Erkek şiddetine karşı kadınlar susmadı! Susmayacak! Kadınlar şiddete maruz kaldıklarında haklarını daha çok kullandılar. 2013’te erkeği karakola şikâyet eden kadın sayısı 82 bin 205 iken 2014’te 118 bin 14 oldu.
Medyanın bile yer yer ‘erkek terörü’ diye duyurmak zorunda kaldığı kadın katliamlarına karşı örgütlü sesimiz daha da yükseldi. Kadın cinayetleri davalarında haksız tahrik, yani erkeklik indirimi uygulayan erkek yargı, kadınların örgütlü mücadelesinden korkmaya başladı. “Karı koca arasına girilmez,” tavrının, kadınların öldürülmesine giden süreci hazırladığı gerçeği daha görünür oldu. Şiddeti izlemeyip müdahale edenler arttı.
Hayatta kalabilmek için kendilerine şiddet uygulayan erkekleri öldüren kadınların hikâyelerini duyar olduk. Erkek şiddetine karşı meşru müdafaa haktır!
Kızlı erkekli yaşayamazsınız dediler, sana ne dedik.
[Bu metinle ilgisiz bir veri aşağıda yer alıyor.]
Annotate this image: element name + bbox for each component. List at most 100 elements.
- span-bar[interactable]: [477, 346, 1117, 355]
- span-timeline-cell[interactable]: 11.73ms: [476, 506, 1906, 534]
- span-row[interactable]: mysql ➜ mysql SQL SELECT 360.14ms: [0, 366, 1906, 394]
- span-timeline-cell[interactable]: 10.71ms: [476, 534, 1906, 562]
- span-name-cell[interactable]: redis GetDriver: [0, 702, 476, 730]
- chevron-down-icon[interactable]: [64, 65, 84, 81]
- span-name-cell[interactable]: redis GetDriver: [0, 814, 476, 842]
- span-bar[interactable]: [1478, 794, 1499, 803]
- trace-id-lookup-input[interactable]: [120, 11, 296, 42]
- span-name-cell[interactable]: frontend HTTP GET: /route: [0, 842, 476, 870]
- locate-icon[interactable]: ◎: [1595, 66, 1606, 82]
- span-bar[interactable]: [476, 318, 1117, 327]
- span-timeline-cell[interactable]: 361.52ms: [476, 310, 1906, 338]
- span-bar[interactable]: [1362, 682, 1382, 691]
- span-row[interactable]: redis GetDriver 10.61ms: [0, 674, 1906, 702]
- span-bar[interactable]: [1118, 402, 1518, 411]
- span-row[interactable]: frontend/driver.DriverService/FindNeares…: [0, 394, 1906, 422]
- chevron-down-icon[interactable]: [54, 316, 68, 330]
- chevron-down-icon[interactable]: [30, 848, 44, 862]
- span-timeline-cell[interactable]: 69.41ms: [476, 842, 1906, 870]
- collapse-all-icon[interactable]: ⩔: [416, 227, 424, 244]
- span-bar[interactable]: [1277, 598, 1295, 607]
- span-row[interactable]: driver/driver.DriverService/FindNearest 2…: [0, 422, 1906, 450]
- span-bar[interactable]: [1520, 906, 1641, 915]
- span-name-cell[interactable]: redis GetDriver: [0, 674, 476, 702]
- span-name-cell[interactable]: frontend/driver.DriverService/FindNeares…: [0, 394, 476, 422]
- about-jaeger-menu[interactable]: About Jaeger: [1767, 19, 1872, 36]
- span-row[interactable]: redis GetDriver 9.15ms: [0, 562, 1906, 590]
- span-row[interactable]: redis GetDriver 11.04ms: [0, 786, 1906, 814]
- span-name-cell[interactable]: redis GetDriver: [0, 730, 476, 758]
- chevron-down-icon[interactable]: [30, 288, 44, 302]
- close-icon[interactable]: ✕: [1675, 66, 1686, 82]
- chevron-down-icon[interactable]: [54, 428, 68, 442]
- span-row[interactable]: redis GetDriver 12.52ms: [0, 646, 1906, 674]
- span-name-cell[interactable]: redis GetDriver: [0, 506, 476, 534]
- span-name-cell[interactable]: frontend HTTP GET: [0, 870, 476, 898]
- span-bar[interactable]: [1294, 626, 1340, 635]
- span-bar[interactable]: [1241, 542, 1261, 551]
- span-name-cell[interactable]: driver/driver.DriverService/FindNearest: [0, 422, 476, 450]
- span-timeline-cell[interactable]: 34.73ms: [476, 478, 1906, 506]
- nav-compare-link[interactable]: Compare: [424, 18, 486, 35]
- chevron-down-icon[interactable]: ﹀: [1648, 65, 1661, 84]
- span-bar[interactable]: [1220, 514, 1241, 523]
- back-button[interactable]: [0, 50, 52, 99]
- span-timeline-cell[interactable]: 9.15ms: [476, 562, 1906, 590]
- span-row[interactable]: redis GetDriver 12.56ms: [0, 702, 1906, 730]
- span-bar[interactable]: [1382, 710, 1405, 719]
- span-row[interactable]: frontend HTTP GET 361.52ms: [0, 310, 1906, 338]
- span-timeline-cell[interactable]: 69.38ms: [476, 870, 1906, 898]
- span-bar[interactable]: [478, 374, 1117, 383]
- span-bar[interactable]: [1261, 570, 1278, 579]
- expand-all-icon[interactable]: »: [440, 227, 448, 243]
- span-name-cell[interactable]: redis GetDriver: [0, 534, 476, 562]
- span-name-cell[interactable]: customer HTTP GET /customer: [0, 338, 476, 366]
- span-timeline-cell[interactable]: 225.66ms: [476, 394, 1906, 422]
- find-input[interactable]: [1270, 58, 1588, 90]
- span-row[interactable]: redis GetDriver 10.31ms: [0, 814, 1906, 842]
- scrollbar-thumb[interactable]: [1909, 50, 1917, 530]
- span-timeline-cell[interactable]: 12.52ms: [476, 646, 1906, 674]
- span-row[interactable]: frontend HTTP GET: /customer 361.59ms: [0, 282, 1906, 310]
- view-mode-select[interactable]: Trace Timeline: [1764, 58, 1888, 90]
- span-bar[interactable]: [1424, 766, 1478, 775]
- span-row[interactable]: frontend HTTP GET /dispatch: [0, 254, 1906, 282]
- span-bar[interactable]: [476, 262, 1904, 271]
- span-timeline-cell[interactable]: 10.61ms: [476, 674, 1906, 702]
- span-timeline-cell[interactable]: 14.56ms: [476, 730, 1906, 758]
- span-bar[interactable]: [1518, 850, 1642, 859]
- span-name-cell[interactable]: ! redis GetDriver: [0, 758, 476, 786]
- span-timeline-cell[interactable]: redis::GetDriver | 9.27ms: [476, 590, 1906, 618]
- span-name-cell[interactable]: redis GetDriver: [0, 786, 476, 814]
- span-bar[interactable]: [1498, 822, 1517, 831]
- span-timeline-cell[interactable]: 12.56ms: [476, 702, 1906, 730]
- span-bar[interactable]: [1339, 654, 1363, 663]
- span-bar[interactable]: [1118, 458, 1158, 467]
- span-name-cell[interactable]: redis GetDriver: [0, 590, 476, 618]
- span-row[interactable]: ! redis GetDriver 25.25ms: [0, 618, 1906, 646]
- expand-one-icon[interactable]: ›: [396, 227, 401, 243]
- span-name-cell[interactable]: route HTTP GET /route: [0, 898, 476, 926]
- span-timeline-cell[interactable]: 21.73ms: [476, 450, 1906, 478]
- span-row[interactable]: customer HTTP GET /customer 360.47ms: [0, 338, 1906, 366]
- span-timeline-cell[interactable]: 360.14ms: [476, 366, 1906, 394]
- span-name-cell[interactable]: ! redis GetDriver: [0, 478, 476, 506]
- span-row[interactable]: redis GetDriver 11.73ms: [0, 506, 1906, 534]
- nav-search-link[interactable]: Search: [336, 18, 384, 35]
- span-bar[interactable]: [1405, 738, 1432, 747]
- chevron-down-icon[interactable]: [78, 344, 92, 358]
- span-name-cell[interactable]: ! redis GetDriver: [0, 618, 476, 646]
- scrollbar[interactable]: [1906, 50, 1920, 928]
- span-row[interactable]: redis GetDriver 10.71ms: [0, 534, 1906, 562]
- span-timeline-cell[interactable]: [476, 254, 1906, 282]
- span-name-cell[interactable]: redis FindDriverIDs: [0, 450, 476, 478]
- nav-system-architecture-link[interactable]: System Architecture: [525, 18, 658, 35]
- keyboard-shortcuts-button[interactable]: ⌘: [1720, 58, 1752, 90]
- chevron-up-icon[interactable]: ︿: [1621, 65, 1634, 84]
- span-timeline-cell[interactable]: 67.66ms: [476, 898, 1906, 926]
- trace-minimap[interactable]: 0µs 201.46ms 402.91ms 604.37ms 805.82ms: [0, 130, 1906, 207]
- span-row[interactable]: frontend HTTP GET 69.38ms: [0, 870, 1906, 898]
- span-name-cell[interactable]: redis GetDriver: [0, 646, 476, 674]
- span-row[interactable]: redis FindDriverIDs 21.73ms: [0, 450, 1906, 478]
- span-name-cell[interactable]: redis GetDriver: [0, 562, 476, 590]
Kızlı erkekli de yaşıyoruz, hemcinslerimize de aşık oluyoruz. Homofobik baskılara, cinsel yönelim ve cinsiyet kimliğinin anayasaya konmaya çalışmasına gösterilen dirence rağmen buradayız dedik ve on binler onur yürüyüşünde yürüdü, yeni LGBTİ inisiyatifleri kuruldu. Trans cinayetlerine karşı örgütlü mücadeleye devam edildi.
Yanı başımızda büyüyen Kobanê direnişine damgasını vuran kadınlar, mücadele azmimizi artırdı. Sadece IŞİD’e değil, Ortadoğu’da kadınları ezen erkek egemenliğine karşı, Ortadoğu’nun tüm kadınları için savaşan YPJ, sınırın öte yanındaki bizleri güçlendirdi, kendi gücümüzü hatırlattı.
Bütün bu güçlenme, mücadele ve direniş, kadın düşmanı ve aile merkezli AKP’ye rağmen, AKP’nin bizleri nefes alamaz hale getirmeye çalışan politikalarına rağmen gerçekleşti.
Bugün Türkiye’de kadın düşmanlığının yanı sıra, bizzat cumhurbaşkanı tarafından feminizm düşmanlığı da yayılmaya çalışılıyor. Çünkü AKP iktidarı biliyor ki dinsel muhafazakârlıktan güç alan, aile dışında hayat kuran kadınları yok sayan politikaları gerçekleştirebilmenin doğrudan karşısında duran örgütlenme, feministlerdir. Kadınların güçlenmesinden AKP’nin ödü kopuyor. Feminist sözü tehdit görüyorlar. Onlar erkek egemenliğine karşı sürdürülen direnişi kırmak için feminizme saldırıp dursunlar, biz feminist mücadelemizle güçleniyoruz.
Feminizm, öncelikle kadınların kendi hayatlarına sahip çıkmalarını öngörüyor. Kendisine feminist desin demesin, feminizm, bütün kadınların hayatına değiyor.
Her gün daha çok kadın örgütlenerek, kendi yaşamını dönüştürerek feminist hareketi güçlendiriyor, kadın dayanışmasını örüyor. Feministler için, kadınlar için geri dönüş yok!